In the sometimes-pretentious world of publishing, Fred was down to earth. Terry Maher, the former Dillons chief who fought against the NBA, would love to tell people just how many of the Booker list he had read; Fred didn’t mind saying he was reading Jeffrey Archer. He didn’t care what people thought. If he liked a book, he liked a book, and that was that.
When he founded Publishing News in 1979, with his Oxford friend Clive Labovitch, he took on the monopoly enjoyed by the Bookseller and brought some refreshing Fleet Street vigour to the somewhat staid atmosphere of book trade journalism at the time. He was from the Street himself, having spent time on the Daily Sketch, and although his approach was occasionally too tabloid, when it worked, the result was both incisive and fun.

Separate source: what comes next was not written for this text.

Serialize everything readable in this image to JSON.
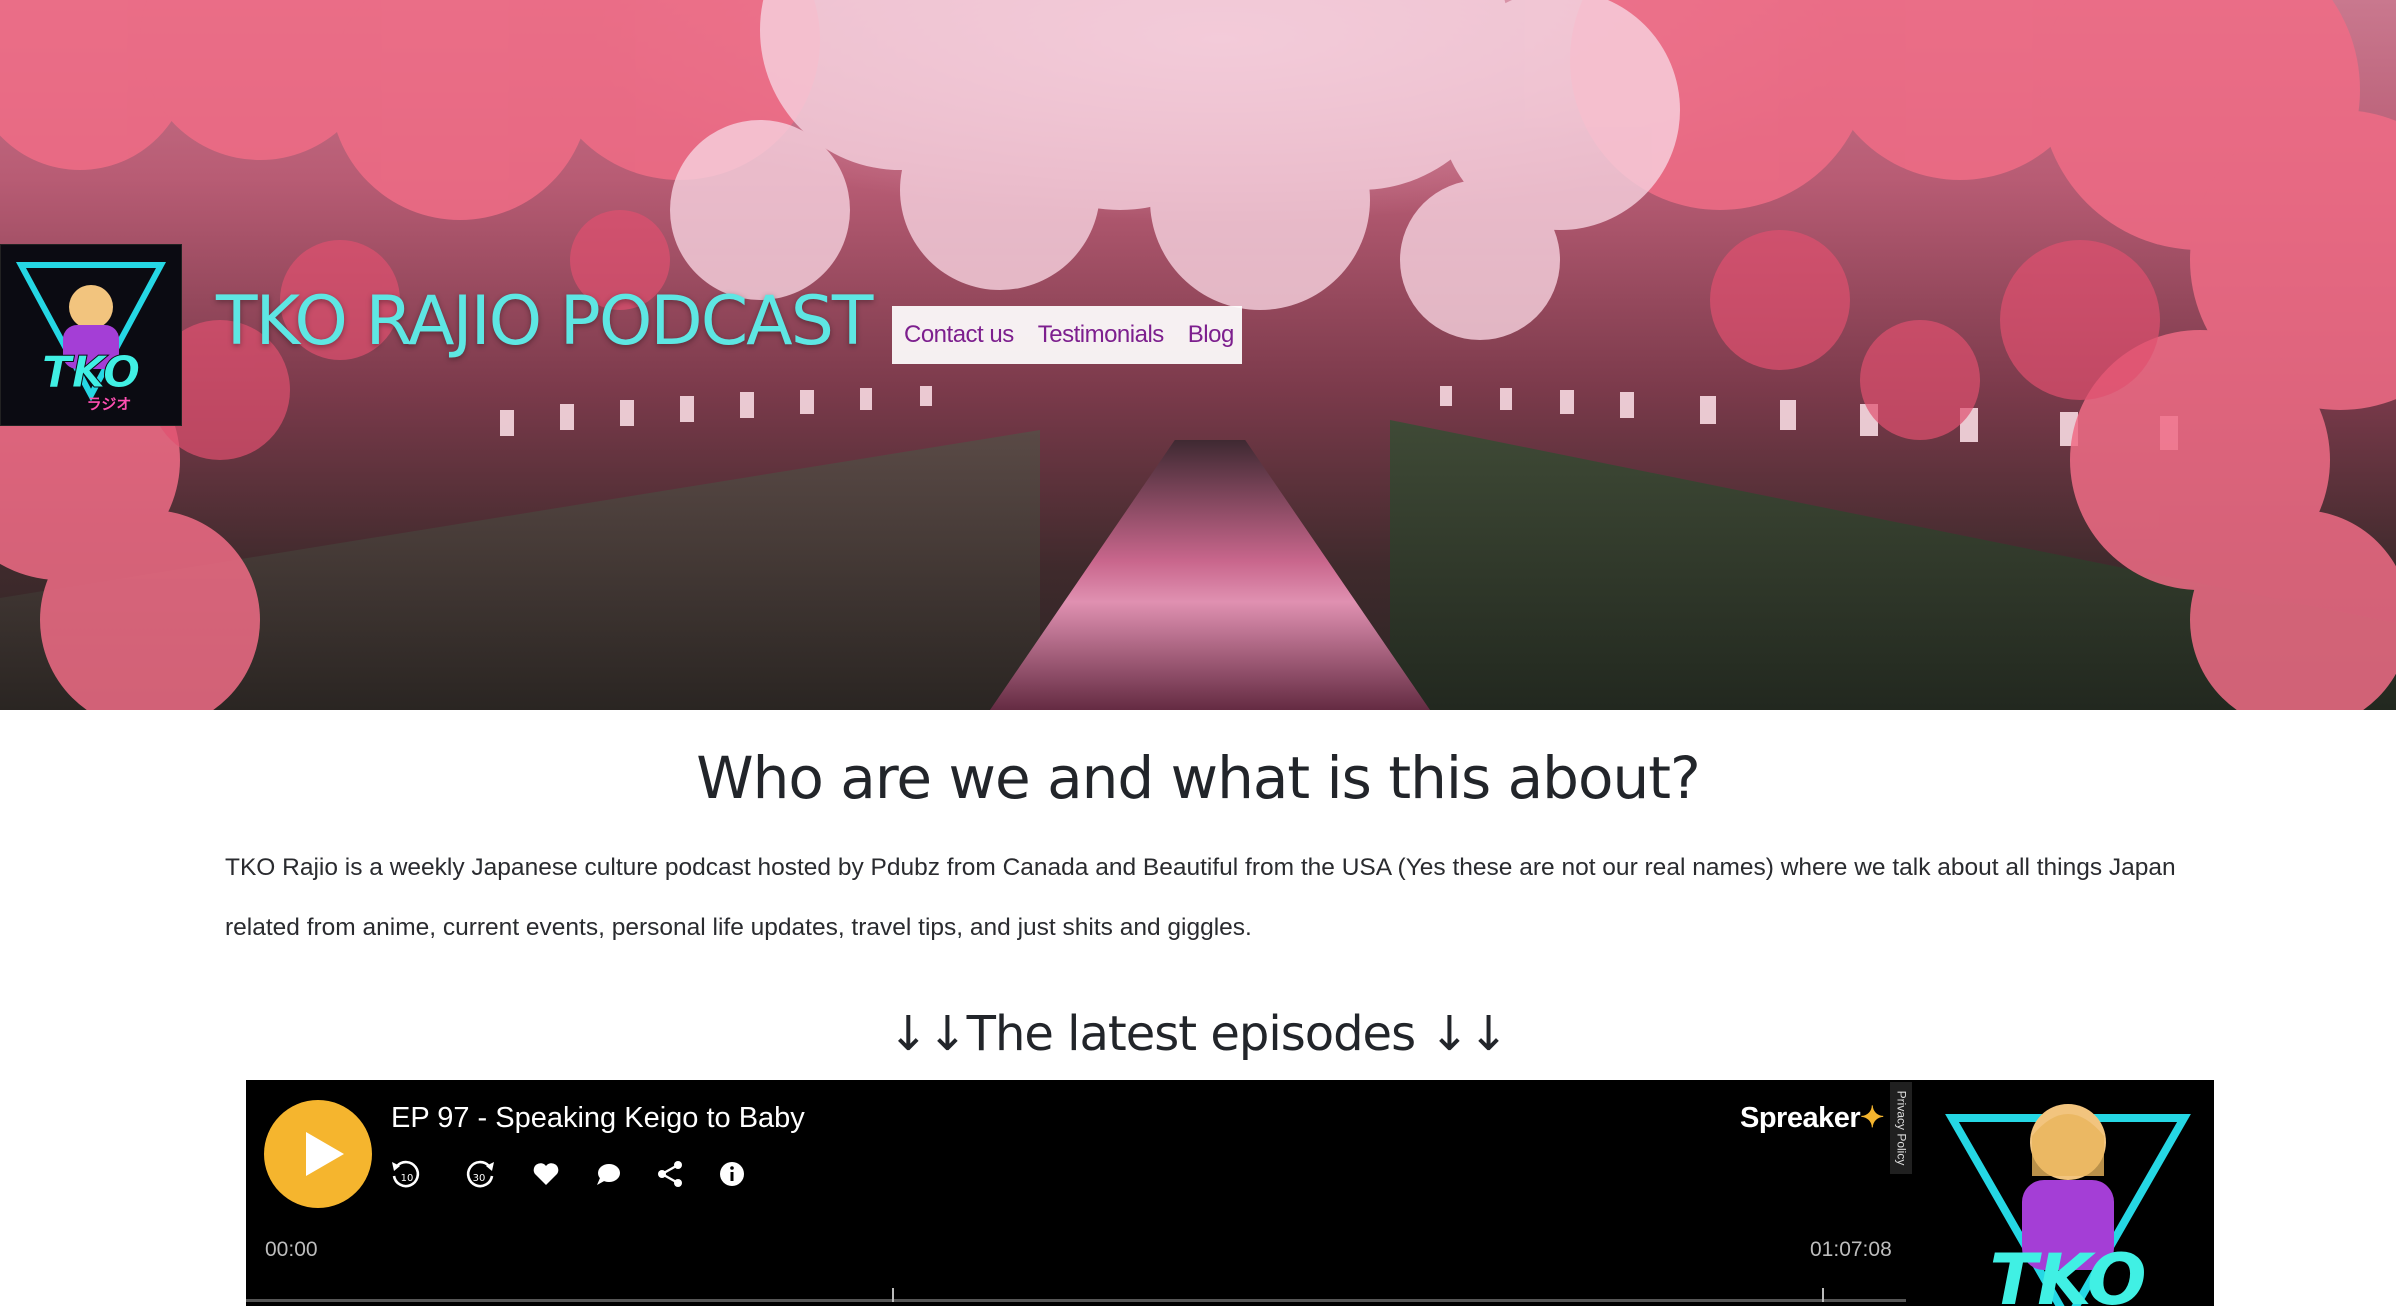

My own fondest memory is of putting together endless Frankfurt Dailies with him in the Messe. Every year Fred would bring his battered portable, manual typewriter with him to the fair, and proudly set it up while all around us flat screens and lap-tops glowed on neighbouring stands. It didn’t matter what we put in the paper: when people stopped by the stand, all they wanted to know about was Fred’s typewriter . So we did a story about it, calling it ‘The Stone Age Daily’.
Fred, I hope it’s up there with you now, clattering away as it did in Frankfurt. My thoughts are with your wife Sylvia, and children Stephanie, Deborah and Mark.